Anaconda: 当我第一次写这篇文章时,Anaconda似乎还没有足够的软件包。几年后,它似乎好多了,我将尝试一下!

手册: 为了避免与我们的旧EPD版本存在版本兼容性问题,我最终使用了手动安装Python,并从上面链接的LFD网站添加了其他软件包。效果很好,但我仍然向需要高级软件包(例如GDALPyFITS)的新用户建议Canopy 。

摘要:如果您要购买Canopy,请获取完整的许可证(学术版或购买的)。否则,使用Python(x,y),结果将相同。

在Ubuntu上: 不需要分发。这些都是相对较新的(可以容忍+/- 6个月)并已预编译。您只需要执行sudo apt-get install python python-scipy就可以了!也有最高级的软件包。

I have tried various Windows distributions in the last year, trying to find one sutable for my work environment (behind a proxy, but without access to proxy configuration).

Here is my feedback from experience:

EPD/Canopy: We had a license of EPD, but it was old and we were unable to update becasue of the weird proxy situation. In order to add some packages (such as recent version of xlrd/xlwt), I compiled from source. To update SciPy and NumPy, I used the precompiled installer from http://www.lfd.uci.edu/~gohlke/pythonlibs/, but it would sometimes screw up compatibility. I loved having a fully configured Py2exe and Cython, and it simply worked out of the box.

After a while, I tried installing the free version of Canopy, but it lacks Cython and py2exe and some specific advanced packaged I needed, so I never really used it. Some of my colleagues bought the full Canopy license, but we’re still not sure how they’re going to update…

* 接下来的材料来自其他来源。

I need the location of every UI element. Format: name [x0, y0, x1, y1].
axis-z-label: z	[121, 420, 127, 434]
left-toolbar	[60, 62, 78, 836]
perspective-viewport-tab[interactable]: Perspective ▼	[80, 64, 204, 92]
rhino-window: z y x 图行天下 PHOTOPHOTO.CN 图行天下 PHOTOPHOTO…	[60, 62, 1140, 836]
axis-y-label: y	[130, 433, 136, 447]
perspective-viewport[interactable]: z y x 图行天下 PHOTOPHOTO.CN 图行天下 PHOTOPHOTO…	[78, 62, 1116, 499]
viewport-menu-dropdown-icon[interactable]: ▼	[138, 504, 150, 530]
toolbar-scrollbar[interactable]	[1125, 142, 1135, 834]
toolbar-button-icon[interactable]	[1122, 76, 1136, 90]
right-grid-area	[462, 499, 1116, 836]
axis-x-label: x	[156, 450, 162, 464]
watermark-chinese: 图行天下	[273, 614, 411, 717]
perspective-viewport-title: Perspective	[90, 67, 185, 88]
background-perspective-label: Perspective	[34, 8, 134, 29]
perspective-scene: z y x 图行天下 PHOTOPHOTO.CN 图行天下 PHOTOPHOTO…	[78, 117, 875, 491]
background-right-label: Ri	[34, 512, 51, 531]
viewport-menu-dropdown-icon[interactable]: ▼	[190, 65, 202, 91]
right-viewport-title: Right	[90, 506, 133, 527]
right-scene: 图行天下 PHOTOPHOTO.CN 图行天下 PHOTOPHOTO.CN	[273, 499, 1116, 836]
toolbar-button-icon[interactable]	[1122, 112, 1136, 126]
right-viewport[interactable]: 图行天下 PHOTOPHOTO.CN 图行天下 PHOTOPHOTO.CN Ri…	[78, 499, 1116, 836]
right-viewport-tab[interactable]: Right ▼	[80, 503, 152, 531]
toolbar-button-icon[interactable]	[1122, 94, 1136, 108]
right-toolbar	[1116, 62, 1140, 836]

Python(x,y): Not wanting to struggle with licenses, I installed Python(x,y) at home. The only downside I noticed right now is that the standard installation requires you to select which packages you want. It’s both a good and a bad point, because I can’t be sure that my clients will have the exact same configuration as I do when I install. (The Enthought tool suite can be installed in Python(x,y).) After using Python(x,y) for a while, I just noticed I installed the 32 bit version. Although it is not clear on their website, it seems they don’t have a 64 bit version as of July 2015. I’m going to uninstall it and get a 64 bit distribution.

Anaconda: When I first wrote this, Anaconda didn’t seem to have enough packages yet. A couple of years later, it seems much better, I’m going to give it a try!

Manual: In order to avoid version compatibility issues with our old EPD version, I ended up using manual Python installation and adding additional packages from the LFD website linked above. It works great, but I would still suggest Canopy to a new user who requires advanced packages (like GDAL or PyFITS).

Summary: If you go for Canopy, get the full licence (Academic or purchased). Else, go with Python(x,y), it will end up being the same.

On Ubuntu: No need for a distribution. It’s all relatively recent (+/- 6 months is tolerable) and pre-compiled. You just need to execute sudo apt-get install python python-scipy and it’s there! Most advanced packages are there as well.


回答 2

其他答案很好地覆盖了地面,因此我只想谈谈一个尚未提及的特定方面。它可能是相当利基的,但是对于Linux系统下的某些人来说,它可能会制造或破坏Anaconda或Canopy:

Anaconda Python版本使用UCS4 Unicode模式,而Enthought Canopy使用UCS2。

实际上,这意味着如果您依赖任何因某种原因而无法自行编译的扩展(例如,预编译的专有库),并且如果它们不是为使用相同模式的Python版本构建的,则可能会更快或以后遇到类似于的错误undefined symbol: PyUnicodeUCS4_AsUTF8String

根据PEP 0513,UCS4当前似乎更为流行和推荐。同样,整个UCS兼容性问题似乎仅影响2.x和<3.3版本。

The other answers cover the ground quite nicely, so I just want to remark on one particular aspect that nobody has mentioned yet. It is probably fairly niche, but it may potentially make or break Anaconda or Canopy for some people under Linux systems:

Anaconda Python builds use the UCS4 Unicode mode, whereas Enthought Canopy uses UCS2.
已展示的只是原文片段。